Personal information
- Date of birth: April 29, 1951 (age 75)
- Place of birth: Subotica, FPR Yugoslavia
- Height: 1.73 m (5 ft 8 in)
- Position: Midfielder

Senior career*
- Years: Team / Apps / (Gls)
- 1974–1975: Crvenka
- 1975–1976: Serbian White Eagles
- 1976: Utah Golden Spikers
- 1977: Toronto Italia
- 1978–1981: Fort Lauderdale Strikers / 49 / (1)
- 1981: Toronto Blizzard / 9 / (2)

International career
- 1980: Canada / 1 / (0)

= Tibor Gemeri =

Canadian soccer player

Tibor Gemeri (born April 29, 1951) is a retired soccer player. Born in Yugoslavia, he represented the Canada national team.

== Career ==
Born in Subotica, SR Serbia, SFR Yugoslavia, he played with FK Crvenka in the Yugoslav Second League before moving to Canada in 1975. Initially he played in the National Soccer League with the Serbian White Eagles FC, and in 1977 with Toronto Italia.
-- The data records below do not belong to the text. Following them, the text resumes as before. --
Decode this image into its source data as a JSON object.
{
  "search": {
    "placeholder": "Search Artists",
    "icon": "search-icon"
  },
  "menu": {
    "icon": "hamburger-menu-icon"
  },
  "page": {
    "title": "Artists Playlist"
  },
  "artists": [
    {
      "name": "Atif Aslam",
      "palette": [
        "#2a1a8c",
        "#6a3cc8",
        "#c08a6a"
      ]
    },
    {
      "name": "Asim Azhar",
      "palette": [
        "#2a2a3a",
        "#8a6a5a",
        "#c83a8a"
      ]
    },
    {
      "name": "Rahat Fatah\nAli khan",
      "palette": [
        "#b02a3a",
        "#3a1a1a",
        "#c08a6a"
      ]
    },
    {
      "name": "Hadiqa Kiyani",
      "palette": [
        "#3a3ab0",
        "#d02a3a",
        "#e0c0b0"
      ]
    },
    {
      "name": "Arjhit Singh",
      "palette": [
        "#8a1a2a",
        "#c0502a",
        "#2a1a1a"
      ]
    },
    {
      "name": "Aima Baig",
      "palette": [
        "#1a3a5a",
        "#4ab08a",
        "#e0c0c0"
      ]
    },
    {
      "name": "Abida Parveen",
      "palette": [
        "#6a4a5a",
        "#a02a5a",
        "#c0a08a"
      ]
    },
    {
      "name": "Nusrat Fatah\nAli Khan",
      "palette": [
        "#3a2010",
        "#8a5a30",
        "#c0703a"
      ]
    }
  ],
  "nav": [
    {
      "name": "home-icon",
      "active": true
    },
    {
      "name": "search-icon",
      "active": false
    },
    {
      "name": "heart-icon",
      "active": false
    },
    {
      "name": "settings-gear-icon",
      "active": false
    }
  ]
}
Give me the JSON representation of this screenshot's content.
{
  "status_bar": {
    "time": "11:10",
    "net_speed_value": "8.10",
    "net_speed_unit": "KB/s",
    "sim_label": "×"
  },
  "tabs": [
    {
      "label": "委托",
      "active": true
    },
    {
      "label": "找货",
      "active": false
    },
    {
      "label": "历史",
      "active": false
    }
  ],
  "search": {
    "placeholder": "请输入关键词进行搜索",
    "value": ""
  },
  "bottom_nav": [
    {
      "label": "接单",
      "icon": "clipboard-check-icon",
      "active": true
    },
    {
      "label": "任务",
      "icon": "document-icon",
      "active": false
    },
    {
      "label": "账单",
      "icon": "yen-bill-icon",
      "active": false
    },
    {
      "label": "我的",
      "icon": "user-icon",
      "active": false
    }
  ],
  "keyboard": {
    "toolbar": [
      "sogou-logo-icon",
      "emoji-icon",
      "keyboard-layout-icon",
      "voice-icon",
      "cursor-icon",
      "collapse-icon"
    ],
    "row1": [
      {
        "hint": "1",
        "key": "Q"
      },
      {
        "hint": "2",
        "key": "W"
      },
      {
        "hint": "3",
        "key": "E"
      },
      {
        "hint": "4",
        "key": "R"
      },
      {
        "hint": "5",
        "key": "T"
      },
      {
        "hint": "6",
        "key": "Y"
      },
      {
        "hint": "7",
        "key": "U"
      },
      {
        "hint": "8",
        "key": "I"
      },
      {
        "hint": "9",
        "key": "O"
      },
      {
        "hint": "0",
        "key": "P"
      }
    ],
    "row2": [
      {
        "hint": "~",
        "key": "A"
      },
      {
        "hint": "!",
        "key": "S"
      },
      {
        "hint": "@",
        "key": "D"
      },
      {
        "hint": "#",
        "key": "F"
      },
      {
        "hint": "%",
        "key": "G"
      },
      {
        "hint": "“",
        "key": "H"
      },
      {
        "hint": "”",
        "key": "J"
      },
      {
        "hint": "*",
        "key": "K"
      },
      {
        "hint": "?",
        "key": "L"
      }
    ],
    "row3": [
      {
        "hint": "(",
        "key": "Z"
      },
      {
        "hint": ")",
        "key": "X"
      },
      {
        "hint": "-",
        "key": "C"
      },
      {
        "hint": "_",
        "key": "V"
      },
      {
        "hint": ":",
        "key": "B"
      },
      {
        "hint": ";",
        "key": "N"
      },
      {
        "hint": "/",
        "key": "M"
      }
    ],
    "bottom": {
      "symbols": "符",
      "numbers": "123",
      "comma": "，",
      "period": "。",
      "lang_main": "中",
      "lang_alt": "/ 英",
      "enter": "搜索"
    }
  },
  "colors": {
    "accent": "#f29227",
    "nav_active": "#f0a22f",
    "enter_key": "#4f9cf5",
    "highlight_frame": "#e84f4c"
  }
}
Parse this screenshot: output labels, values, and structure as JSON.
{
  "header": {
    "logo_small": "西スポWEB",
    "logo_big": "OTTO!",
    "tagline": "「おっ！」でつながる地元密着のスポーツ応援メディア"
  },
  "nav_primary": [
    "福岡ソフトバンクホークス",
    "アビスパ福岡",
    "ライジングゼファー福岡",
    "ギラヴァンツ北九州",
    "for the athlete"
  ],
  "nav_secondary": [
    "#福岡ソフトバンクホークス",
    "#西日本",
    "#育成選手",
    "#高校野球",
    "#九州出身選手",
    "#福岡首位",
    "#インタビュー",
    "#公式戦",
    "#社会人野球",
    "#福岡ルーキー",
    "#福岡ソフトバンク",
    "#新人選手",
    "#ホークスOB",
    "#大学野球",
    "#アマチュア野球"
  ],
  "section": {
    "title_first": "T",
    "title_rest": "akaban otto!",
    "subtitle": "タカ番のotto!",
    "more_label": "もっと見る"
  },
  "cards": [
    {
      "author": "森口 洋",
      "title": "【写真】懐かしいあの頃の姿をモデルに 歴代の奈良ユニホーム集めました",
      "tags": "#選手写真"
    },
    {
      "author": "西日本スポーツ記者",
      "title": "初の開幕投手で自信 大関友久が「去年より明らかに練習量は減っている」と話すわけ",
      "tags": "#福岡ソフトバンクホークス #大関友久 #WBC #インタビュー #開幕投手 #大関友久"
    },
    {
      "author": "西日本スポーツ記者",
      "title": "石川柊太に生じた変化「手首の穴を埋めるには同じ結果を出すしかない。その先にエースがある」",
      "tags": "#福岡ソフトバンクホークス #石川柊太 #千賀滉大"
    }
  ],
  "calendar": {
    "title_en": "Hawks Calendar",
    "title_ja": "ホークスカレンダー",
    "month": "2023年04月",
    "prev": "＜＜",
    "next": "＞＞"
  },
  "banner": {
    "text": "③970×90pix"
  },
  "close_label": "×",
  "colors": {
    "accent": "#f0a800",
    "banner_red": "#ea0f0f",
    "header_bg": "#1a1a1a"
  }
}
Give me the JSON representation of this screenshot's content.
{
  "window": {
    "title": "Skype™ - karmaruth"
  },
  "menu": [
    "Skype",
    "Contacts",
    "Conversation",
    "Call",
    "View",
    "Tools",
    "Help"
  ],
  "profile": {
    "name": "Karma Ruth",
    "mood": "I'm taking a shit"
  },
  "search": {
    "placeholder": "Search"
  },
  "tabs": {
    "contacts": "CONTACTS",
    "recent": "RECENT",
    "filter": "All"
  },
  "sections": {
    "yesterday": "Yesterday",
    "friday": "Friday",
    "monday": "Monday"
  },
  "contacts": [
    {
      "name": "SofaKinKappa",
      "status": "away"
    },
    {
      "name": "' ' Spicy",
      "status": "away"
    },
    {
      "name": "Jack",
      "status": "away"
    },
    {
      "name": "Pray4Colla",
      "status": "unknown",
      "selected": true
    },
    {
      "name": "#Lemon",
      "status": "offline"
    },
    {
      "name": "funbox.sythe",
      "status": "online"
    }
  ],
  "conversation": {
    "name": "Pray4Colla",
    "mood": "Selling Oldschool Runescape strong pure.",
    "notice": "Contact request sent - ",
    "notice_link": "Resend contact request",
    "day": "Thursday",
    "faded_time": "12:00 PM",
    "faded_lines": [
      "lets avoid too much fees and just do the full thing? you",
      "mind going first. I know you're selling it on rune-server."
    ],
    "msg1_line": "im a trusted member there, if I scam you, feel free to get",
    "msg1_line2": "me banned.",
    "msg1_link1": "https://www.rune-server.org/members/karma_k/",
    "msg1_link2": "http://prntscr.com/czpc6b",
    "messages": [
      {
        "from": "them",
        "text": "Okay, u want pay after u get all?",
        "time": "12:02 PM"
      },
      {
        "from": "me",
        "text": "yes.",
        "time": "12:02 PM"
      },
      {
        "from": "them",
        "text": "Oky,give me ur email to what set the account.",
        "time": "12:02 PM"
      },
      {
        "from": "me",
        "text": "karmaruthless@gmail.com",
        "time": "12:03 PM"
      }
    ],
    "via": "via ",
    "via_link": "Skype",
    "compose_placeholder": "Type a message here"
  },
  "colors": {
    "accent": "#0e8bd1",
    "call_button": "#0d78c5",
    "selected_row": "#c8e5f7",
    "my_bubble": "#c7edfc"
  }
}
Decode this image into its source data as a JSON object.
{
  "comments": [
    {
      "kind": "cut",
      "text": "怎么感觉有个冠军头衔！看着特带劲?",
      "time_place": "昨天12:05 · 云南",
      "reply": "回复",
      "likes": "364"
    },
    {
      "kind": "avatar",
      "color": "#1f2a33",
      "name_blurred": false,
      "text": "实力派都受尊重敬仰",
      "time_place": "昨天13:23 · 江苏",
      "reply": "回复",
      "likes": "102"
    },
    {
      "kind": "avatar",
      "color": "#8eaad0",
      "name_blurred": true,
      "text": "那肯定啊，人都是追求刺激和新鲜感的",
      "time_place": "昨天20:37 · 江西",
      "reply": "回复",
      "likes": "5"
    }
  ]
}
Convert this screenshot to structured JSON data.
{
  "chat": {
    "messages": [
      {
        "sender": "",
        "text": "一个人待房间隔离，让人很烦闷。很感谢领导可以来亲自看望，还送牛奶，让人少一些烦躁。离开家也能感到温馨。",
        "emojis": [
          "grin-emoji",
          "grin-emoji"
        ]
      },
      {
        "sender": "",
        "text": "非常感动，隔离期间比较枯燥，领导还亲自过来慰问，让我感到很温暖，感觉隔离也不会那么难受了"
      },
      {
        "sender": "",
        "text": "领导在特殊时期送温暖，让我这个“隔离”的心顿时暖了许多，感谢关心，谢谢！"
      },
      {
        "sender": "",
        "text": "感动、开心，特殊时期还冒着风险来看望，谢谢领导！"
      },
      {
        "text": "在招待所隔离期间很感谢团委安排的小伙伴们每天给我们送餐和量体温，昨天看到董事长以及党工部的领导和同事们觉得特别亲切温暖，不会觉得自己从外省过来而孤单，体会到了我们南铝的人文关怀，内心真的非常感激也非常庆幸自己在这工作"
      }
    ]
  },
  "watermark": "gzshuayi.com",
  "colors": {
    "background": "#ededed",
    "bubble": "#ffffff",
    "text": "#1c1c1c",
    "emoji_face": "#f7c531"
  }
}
He played club football for the Fort Lauderdale Strikers and the Toronto Blizzard in the North American Soccer League.

== International career ==
Gemeri made his debut for Canada in a scoreless draw on October 25, 1980 in a World Cup qualification match against the United States in Fort Lauderdale. He was replaced at half time by Mike Sweeney.